Careful. Apparently you're a troll and you are making a blanket assertion that will be taken as an attack by those who disagree with you, despite the fact that it is clearly you saying it (and thus is your opinion). People get testy when a viewpoint diverges from their own.
Ha, I hear you. In much the same way I was attacking you right?
As I say, don't mind me, I stayed up too late for the release lat night and started posting nonsense. Or, at least I was hardly clear. I just find the use of language when it comes to fact, opinion and so on to be very interesting and worth discussing, so I jumped into your discussion.
I never assume anyone is a troll and to repeat myself I have no issue with your original comment. I just thought I could add something regarding the, 'Why should they have to state it outright?' issue.
Let me try to address this again. I suspect you understand what a declarative statement is, but I'll try to show that I do also (I won't bother using some definition from a textbook or wiki or anything). A declarative statement can be either (but not limited to) an assertion/statement of fact (as widely accepted eg 'Larian Studios is in Belgium') or an opinion (eg 'If done properly, controller > kb/m every single day'). This is not always a black&white distinction - the form of a declarative statement can be obvious or ambiguous and often depends on how contentious the claim is. BTW I thought your statement was clearly an opinion, though I did wonder why you would bother posting it without substantiating it, not that it really matters. Internet forums are full of unsubstantiated assertions, one more won't hurt
There is no essential reason why someone would 'have to' clarify their statement with an, 'IMHO', 'in my view', 'I believe that' etc as this wouldn't affect the truth-value of the statement, and indeed this sort of superfluous writing is discouraged in argumentative essays.

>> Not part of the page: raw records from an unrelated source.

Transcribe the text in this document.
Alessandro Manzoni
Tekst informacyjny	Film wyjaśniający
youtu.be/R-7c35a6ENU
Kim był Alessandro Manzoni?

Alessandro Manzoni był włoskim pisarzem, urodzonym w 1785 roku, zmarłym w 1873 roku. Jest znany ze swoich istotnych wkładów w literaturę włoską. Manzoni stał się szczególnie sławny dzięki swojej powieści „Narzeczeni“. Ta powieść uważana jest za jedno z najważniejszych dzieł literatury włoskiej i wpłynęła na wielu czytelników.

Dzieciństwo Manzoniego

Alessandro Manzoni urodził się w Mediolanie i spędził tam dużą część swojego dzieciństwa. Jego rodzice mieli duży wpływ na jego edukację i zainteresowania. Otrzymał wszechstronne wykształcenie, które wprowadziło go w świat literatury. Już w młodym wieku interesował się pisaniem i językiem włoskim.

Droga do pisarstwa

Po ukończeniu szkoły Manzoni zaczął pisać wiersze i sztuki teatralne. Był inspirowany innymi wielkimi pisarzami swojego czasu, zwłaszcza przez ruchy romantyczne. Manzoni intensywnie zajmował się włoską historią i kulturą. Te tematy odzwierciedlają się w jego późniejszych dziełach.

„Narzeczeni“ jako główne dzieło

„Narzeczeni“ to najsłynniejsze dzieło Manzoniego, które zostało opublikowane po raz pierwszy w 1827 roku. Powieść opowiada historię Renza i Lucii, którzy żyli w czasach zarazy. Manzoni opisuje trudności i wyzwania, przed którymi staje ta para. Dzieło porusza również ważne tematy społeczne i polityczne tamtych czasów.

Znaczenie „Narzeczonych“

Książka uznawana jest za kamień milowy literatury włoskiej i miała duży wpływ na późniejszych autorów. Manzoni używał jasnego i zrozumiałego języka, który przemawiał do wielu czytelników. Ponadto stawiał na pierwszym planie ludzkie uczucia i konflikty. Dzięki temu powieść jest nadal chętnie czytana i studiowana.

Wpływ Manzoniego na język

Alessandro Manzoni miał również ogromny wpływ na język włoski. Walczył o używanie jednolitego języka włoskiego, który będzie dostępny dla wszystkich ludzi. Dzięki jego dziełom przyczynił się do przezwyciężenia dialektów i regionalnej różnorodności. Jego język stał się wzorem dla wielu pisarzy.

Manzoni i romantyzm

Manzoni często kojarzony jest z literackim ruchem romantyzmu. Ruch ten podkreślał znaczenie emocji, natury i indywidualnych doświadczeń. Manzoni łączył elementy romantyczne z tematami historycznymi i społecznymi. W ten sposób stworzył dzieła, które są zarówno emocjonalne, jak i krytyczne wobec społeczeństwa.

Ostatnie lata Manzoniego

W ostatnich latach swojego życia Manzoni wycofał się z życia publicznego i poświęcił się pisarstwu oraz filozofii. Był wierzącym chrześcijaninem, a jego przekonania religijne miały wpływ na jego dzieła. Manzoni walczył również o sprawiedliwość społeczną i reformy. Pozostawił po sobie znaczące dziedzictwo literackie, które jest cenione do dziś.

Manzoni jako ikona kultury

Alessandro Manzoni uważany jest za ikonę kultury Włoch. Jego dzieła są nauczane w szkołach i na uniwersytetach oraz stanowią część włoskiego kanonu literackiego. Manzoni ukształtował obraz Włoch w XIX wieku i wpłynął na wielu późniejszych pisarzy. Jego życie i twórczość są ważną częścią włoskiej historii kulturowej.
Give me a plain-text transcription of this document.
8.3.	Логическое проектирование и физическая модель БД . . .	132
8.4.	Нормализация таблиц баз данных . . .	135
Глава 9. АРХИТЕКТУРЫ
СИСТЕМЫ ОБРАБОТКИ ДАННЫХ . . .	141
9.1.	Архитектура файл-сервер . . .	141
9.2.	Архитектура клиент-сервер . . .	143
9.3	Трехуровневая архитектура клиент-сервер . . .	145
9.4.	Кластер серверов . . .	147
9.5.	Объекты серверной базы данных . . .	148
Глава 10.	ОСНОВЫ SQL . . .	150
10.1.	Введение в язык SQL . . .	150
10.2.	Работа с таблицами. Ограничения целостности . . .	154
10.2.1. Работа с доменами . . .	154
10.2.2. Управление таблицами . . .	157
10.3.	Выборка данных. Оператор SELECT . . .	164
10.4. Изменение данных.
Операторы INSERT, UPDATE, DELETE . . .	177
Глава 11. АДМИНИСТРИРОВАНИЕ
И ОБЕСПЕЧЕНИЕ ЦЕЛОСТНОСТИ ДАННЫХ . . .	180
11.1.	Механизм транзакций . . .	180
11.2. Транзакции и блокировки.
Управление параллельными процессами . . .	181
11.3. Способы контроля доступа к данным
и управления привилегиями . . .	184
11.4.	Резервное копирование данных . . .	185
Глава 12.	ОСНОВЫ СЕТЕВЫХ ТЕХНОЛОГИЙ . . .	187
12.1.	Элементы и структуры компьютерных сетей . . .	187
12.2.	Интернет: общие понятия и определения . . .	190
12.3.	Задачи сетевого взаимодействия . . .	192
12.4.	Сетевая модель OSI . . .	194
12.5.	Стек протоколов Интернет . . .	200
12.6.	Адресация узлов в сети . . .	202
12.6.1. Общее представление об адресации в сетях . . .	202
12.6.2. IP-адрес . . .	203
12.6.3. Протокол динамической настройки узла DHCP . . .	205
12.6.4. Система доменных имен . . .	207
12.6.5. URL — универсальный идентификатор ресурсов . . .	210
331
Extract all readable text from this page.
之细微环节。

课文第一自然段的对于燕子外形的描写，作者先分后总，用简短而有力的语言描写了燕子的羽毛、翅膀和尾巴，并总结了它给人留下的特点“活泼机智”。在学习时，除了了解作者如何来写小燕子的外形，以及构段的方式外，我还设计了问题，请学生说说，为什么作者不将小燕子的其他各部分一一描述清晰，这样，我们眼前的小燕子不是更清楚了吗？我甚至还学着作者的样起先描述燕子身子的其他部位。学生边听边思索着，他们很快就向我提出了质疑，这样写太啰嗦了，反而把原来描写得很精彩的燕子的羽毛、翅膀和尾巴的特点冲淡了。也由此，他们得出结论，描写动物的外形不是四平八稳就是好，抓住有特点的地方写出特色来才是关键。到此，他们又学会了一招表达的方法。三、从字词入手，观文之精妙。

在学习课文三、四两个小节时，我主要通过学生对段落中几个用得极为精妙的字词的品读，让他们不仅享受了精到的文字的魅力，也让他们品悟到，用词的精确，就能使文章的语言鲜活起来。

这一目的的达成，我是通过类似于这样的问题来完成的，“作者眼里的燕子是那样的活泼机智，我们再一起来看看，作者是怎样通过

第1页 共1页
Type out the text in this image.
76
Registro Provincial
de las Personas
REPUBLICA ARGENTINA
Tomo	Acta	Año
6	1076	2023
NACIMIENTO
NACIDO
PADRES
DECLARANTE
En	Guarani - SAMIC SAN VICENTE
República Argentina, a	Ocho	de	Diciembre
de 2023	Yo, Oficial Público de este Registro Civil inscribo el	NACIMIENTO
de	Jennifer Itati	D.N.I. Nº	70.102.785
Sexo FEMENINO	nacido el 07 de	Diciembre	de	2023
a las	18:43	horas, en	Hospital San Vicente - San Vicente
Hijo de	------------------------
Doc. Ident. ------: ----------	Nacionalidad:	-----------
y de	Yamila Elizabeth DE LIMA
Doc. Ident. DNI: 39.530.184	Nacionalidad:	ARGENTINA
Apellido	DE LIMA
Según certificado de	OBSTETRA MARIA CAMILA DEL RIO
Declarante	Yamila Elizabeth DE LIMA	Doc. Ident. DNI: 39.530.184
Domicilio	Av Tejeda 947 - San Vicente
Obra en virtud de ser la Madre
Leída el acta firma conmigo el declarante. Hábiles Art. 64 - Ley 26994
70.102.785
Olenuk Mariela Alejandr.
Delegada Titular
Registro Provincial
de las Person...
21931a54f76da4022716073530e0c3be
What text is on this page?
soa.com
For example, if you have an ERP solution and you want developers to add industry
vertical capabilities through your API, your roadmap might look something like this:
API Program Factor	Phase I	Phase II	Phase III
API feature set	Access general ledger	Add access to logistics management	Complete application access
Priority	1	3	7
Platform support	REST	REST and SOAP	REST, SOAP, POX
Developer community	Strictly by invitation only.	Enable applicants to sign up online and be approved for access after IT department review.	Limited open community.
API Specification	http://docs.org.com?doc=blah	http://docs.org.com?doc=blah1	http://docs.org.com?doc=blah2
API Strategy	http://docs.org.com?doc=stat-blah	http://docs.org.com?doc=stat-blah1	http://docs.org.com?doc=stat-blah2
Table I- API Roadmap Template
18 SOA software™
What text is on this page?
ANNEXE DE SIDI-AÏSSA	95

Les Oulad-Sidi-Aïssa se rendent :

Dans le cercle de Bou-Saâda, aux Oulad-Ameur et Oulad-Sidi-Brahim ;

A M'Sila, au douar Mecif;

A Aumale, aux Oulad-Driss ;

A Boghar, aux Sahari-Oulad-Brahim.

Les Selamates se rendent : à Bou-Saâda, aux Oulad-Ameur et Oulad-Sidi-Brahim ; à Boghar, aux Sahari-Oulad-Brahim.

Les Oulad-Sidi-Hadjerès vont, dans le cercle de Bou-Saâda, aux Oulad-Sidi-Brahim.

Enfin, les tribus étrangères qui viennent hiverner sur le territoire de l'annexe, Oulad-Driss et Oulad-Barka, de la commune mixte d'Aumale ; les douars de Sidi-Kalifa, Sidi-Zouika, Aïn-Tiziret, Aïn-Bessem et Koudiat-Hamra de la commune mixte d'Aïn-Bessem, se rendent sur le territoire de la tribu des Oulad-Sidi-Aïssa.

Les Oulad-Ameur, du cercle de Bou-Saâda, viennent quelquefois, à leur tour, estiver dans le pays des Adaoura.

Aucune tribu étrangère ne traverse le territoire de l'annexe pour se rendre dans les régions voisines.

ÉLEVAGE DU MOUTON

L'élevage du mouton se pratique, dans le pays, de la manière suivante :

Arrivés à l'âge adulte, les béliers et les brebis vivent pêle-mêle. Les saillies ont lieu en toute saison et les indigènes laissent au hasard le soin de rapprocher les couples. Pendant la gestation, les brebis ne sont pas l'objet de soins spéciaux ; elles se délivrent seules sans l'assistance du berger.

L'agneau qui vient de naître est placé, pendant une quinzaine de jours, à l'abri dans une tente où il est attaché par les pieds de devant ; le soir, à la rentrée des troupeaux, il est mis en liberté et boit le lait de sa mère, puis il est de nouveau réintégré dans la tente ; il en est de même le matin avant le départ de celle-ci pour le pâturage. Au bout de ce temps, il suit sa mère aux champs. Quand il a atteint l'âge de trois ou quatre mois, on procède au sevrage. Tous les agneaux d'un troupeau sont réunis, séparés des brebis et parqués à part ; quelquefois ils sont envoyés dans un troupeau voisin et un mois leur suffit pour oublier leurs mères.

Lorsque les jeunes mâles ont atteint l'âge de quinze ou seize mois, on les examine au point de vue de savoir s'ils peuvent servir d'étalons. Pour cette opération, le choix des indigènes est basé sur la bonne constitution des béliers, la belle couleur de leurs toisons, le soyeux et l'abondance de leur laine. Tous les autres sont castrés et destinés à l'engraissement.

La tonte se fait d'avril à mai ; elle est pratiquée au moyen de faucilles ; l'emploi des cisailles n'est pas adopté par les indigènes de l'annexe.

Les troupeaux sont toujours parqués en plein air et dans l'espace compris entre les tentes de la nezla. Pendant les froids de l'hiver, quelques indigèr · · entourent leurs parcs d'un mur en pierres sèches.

However, I would argue that such phrases have value and can add meaning
to a statement or text. They can help differentiate between whether the author intends to state a widely accepted view or venture a contentious opinion. They can add tone and show that the author recognizes that they are addressing a contentious or delicate topic, or they may act as a disclaimer for an opinion the author does not intend to substantiate with an argument.
In informal discourse and on internet forums in particular where it can be difficult to discern tone, I find such phrases very useful. Note the prevalence of IMHO and IMO as acronyms. If nothing else, the use of these phrases can help keep things polite and forestall people 'perceiving' arrogance, as happened with you when people jumped on your initial remark ITT.